Limitations & Future Work¶
- Gaussian distribution assumption: Whether CLIP features truly follow a class-conditional Gaussian distribution remains an open question; more flexible distributional assumptions may be needed in complex scenarios such as fine-grained recognition.
- LLM consistency requirement: All clients are required to use the same LLM version for text augmentation generation, which may be difficult to guarantee in practical FL deployments.
- Classification-only applicability: The GDA-based visual pipeline restricts the method to classification tasks, precluding extension to detection or segmentation.
- Insufficient privacy analysis: Although only statistics rather than raw data are transmitted, whether class-specific means and covariance matrices could leak private information warrants deeper investigation.
Related Work & Insights¶
- vs. PromptFL/pFedPrompt: These multi-round training methods require repeated client–server communication and gradient computation. TOFA is entirely training-free and completes adaptation in a single round, achieving comparable or superior performance on most datasets.
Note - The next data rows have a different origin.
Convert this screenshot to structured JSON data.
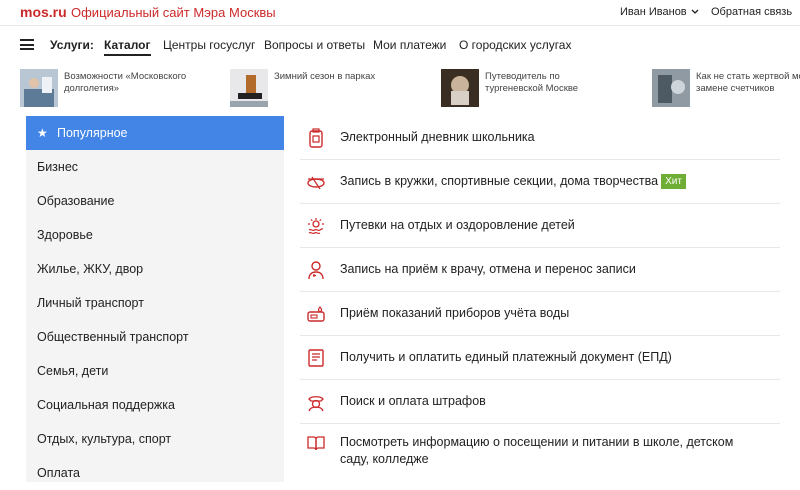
{
  "top": {
    "logo": "mos.ru",
    "site_title": "Официальный сайт Мэра Москвы",
    "user": "Иван Иванов",
    "feedback": "Обратная связь"
  },
  "nav": {
    "label": "Услуги:",
    "items": [
      "Каталог",
      "Центры госуслуг",
      "Вопросы и ответы",
      "Мои платежи",
      "О городских услугах"
    ]
  },
  "news": [
    {
      "text": "Возможности «Московского долголетия»"
    },
    {
      "text": "Зимний сезон в парках"
    },
    {
      "text": "Путеводитель по тургеневской Москве"
    },
    {
      "text": "Как не стать жертвой мо при замене счетчиков"
    }
  ],
  "sidebar": {
    "items": [
      "Популярное",
      "Бизнес",
      "Образование",
      "Здоровье",
      "Жилье, ЖКУ, двор",
      "Личный транспорт",
      "Общественный транспорт",
      "Семья, дети",
      "Социальная поддержка",
      "Отдых, культура, спорт",
      "Оплата"
    ]
  },
  "services": [
    {
      "text": "Электронный дневник школьника",
      "icon": "diary-icon"
    },
    {
      "text": "Запись в кружки, спортивные секции, дома творчества",
      "icon": "ball-icon",
      "badge": "Хит"
    },
    {
      "text": "Путевки на отдых и оздоровление детей",
      "icon": "sun-icon"
    },
    {
      "text": "Запись на приём к врачу, отмена и перенос записи",
      "icon": "doctor-icon"
    },
    {
      "text": "Приём показаний приборов учёта воды",
      "icon": "water-meter-icon"
    },
    {
      "text": "Получить и оплатить единый платежный документ (ЕПД)",
      "icon": "document-icon"
    },
    {
      "text": "Поиск и оплата штрафов",
      "icon": "police-icon"
    },
    {
      "text": "Посмотреть информацию о посещении и питании в школе, детском саду, колледже",
      "icon": "book-icon"
    }
  ],
  "colors": {
    "brand": "#cc2a2a",
    "active": "#4285e6",
    "badge": "#6fae34"
  }
}
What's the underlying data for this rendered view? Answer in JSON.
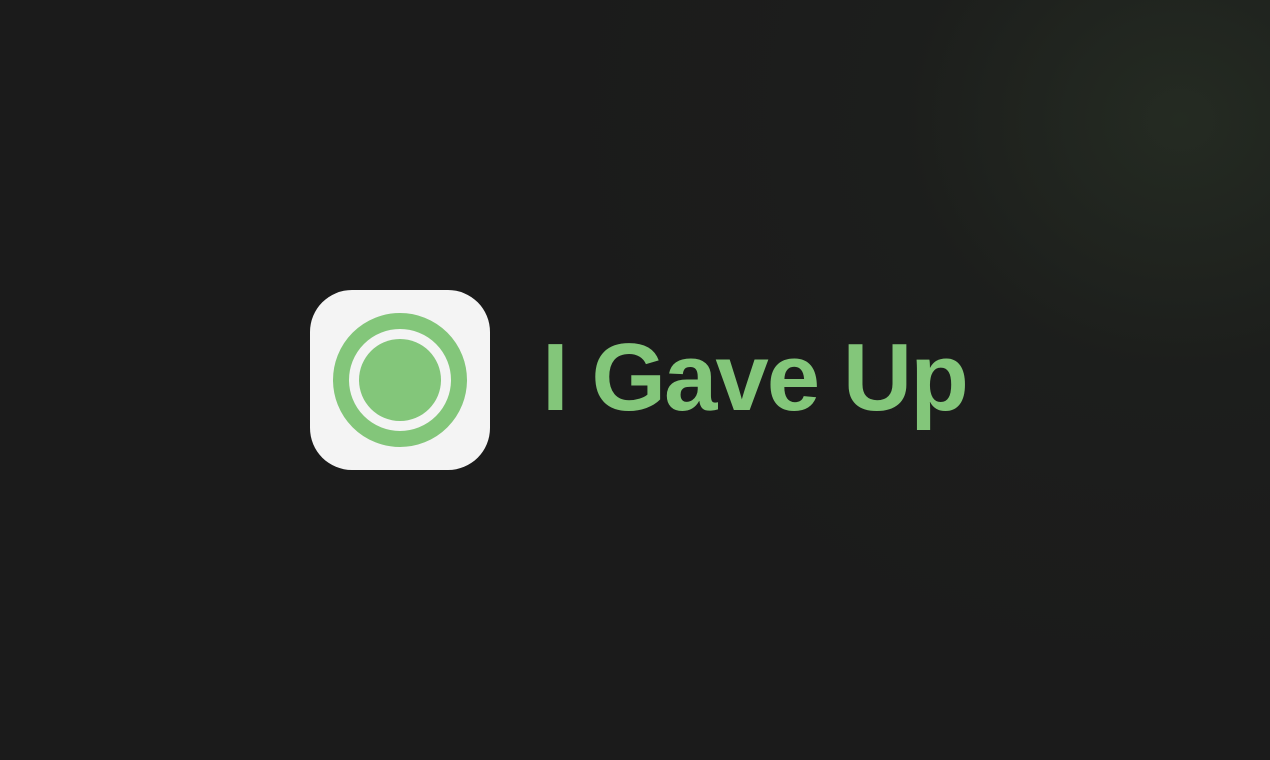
{
  "brand": {
    "app_name": "I Gave Up",
    "icon": "target-ring-icon",
    "accent_color": "#83c67a",
    "icon_background": "#f4f4f4",
    "page_background": "#1b1b1b"
  }
}
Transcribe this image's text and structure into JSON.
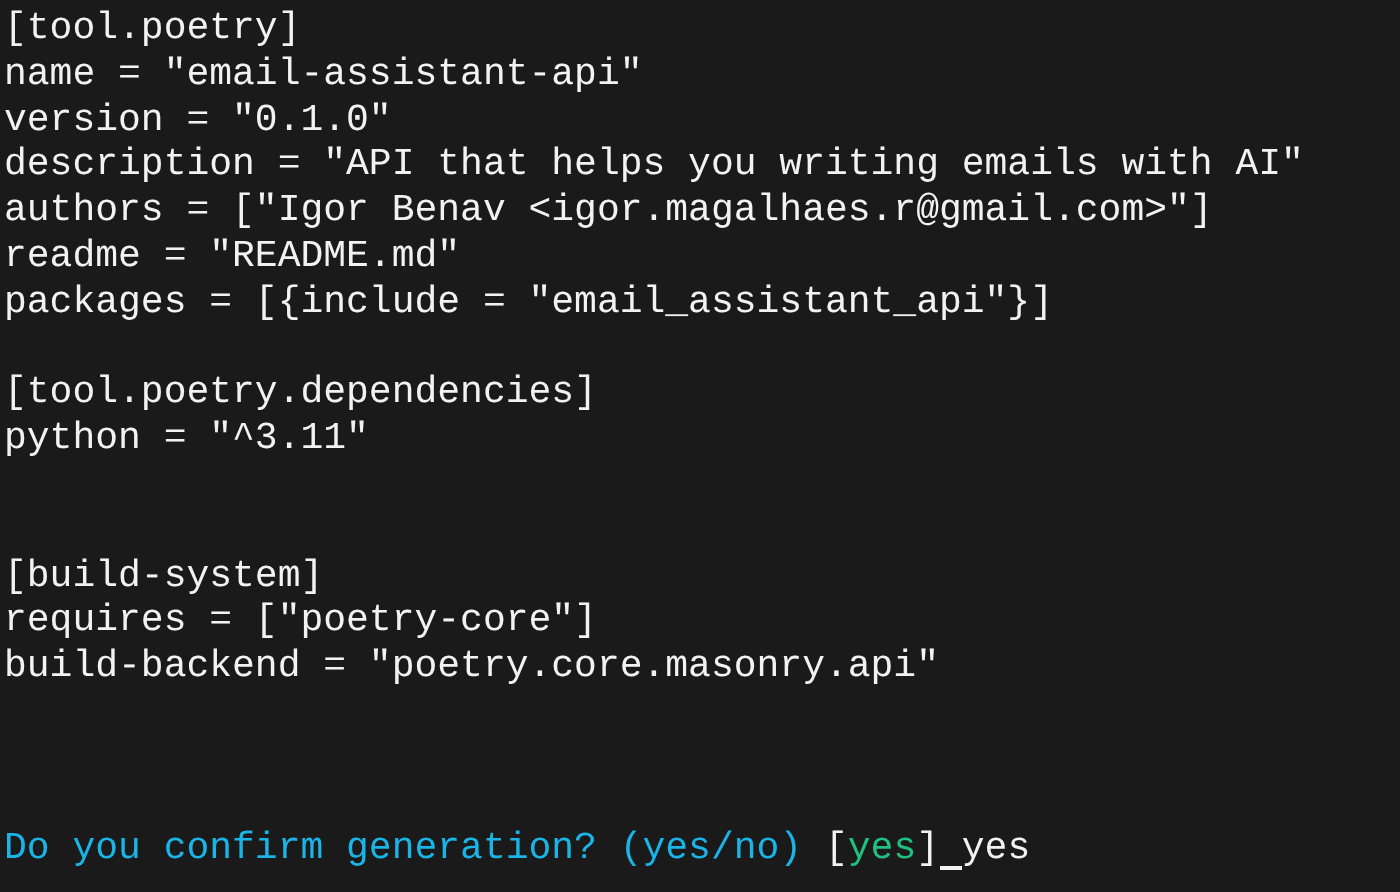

- vs. CLIP-GDA: Both methods employ GDA, but CLIP-GDA is a purely local approach without federated aggregation. TOFA incorporates global information via hierarchical Bayes, yielding greater robustness under heterogeneous settings.
- vs. FedLPA: FedLPA is a one-shot method but requires client-side training and relies solely on the visual modality. TOFA is training-free and leverages both modalities, achieving substantially superior performance.
Rating¶
- Novelty: ⭐⭐⭐⭐ The combination of hierarchical Bayes, global text alignment, and adaptive fusion represents a pioneering contribution in the FL + VLM domain.
- Experimental Thoroughness: ⭐⭐⭐⭐ Evaluated on 9 datasets with diverse heterogeneity settings, 4 categories of baselines, and comprehensive ablation studies.
- Writing Quality: ⭐⭐⭐⭐ Mathematical derivations are rigorous, though the high density of formulas somewhat reduces readability.
- Value: ⭐⭐⭐⭐ Provides a practical solution for resource-constrained federated VLM adaptation; the performance under training-free and one-shot constraints is impressive.